From Lagos, they crossed the equator, hugging the coast near Gabon so as to mitigate the Angola Gyre working against them. Nearly two weeks after leaving New Jersey, they were forced to anchor just south of Point Noire, next to several Taiwanese oil tankers, while they waited to gain admission into the Congo River.

Captain Daneri fumed at the delay.

“The system crumbles,” he muttered into his maté.

While they waited, the tropical sun sent temperatures in the hold soaring. Otik, who had not fully recovered his strength since the storm, tried halfheartedly to work on the damaged bird heads, but the sweat poured off him in sheets and he soon fell back into bed. Radar noticed that he had lost a considerable amount of weight during their ten days at sea, and his eyes now appeared sunken and dull. Despite his pallor, Otik’s demeanor toward Radar had softened dramatically. Just as Lars had predicted, Otik now approached him with an almost off-putting tenderness, given his previous vitriol.

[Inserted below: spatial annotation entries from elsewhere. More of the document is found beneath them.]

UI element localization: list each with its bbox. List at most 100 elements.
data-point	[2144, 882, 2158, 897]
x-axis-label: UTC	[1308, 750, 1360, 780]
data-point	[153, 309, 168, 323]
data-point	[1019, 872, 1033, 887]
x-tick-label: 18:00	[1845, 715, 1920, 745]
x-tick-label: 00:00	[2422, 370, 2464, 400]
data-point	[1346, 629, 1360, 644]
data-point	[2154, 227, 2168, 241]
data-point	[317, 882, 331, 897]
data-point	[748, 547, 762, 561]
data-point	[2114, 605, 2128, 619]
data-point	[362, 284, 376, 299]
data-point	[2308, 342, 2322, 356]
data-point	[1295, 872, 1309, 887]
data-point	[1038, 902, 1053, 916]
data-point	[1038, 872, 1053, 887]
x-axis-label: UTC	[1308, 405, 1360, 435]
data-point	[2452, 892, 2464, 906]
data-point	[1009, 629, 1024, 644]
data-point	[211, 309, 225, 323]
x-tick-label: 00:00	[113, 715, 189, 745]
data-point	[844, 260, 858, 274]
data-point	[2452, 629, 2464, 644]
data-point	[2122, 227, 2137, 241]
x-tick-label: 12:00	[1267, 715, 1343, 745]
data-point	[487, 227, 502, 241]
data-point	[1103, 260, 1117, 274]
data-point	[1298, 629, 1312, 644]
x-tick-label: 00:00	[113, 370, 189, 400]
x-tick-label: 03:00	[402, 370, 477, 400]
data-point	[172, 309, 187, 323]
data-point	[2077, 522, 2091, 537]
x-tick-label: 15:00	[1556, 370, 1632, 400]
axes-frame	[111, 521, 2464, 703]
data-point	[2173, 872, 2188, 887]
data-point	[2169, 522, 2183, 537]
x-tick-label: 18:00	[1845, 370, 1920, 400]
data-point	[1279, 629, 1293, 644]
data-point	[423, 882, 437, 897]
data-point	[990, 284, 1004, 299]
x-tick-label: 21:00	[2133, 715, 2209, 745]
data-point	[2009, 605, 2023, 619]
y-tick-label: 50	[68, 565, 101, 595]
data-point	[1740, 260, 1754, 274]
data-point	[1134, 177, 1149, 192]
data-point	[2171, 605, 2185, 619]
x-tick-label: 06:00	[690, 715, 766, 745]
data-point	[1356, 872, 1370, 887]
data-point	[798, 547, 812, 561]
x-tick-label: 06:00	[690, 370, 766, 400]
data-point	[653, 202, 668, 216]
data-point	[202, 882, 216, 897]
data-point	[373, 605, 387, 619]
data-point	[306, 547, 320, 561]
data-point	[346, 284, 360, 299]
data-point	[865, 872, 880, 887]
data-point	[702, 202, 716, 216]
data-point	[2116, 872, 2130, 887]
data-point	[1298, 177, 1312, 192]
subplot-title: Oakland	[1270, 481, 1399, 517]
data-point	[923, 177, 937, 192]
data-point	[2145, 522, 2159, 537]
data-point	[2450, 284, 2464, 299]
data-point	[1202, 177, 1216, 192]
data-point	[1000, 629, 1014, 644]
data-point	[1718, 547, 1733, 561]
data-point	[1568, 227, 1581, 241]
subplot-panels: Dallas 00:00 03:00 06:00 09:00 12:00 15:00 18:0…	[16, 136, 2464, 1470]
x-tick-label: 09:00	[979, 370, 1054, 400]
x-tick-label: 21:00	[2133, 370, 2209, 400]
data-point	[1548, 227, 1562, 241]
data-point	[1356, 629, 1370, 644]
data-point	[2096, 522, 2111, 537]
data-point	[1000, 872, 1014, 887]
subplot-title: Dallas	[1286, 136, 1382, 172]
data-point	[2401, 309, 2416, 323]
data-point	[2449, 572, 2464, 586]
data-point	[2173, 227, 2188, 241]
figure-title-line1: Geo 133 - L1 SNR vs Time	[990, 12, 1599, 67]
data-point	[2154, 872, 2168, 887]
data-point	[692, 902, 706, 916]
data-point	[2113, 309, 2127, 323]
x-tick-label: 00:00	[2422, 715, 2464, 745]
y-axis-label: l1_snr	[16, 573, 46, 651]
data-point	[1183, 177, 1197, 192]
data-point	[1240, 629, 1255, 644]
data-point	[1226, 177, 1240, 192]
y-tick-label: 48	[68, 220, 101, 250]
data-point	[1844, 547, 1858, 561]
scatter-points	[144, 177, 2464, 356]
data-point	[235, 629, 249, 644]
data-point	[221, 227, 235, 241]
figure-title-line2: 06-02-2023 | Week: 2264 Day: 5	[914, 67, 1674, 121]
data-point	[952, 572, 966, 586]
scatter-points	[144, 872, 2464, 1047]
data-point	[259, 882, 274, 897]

“You always remind me of Kermin,” said Otik from his bed. “I miss this man every day.”

“I shouldn’t have left.”

“You had to leave, burazeru . You had to come with us.”

Burazeru . Brother. A word he had heard passed like a secret handshake between two boys while they played soccer on a street in Belgrade. A word he never thought he would hear directed at him. An elusive connection that would always, by definition, exclude him. He was brotherless. Until now.

Burazeru. His skin prickled.

“You mean it?” he said.

“Without you, there can be no show. Ti si dobar covek, Charlie Brown.

Even if it was not true, it meant the world to him. For the first time in his life, Radar felt as though he might be on the right path.

“Otik, when we were back in New Jersey, you said my father wasn’t coming back,” said Radar. “How can you be so sure?”

“I didn’t know what I was saying, burazeru . It was long night. I was tired.”

“But what do you think happened to him, really?”

Otik rubbed his face. “I don’t know.”

“What is it?” asked Radar.

Otik sighed. “There is type of puppet tradition in Java called wayang golek, ” he said. “They are using wooden rod puppets. Very beautiful. When puppet dies in play, the puppeteer hangs puppet next to stage, on special hook, so audience can see puppet. Puppet is not gone. Puppet is still there.”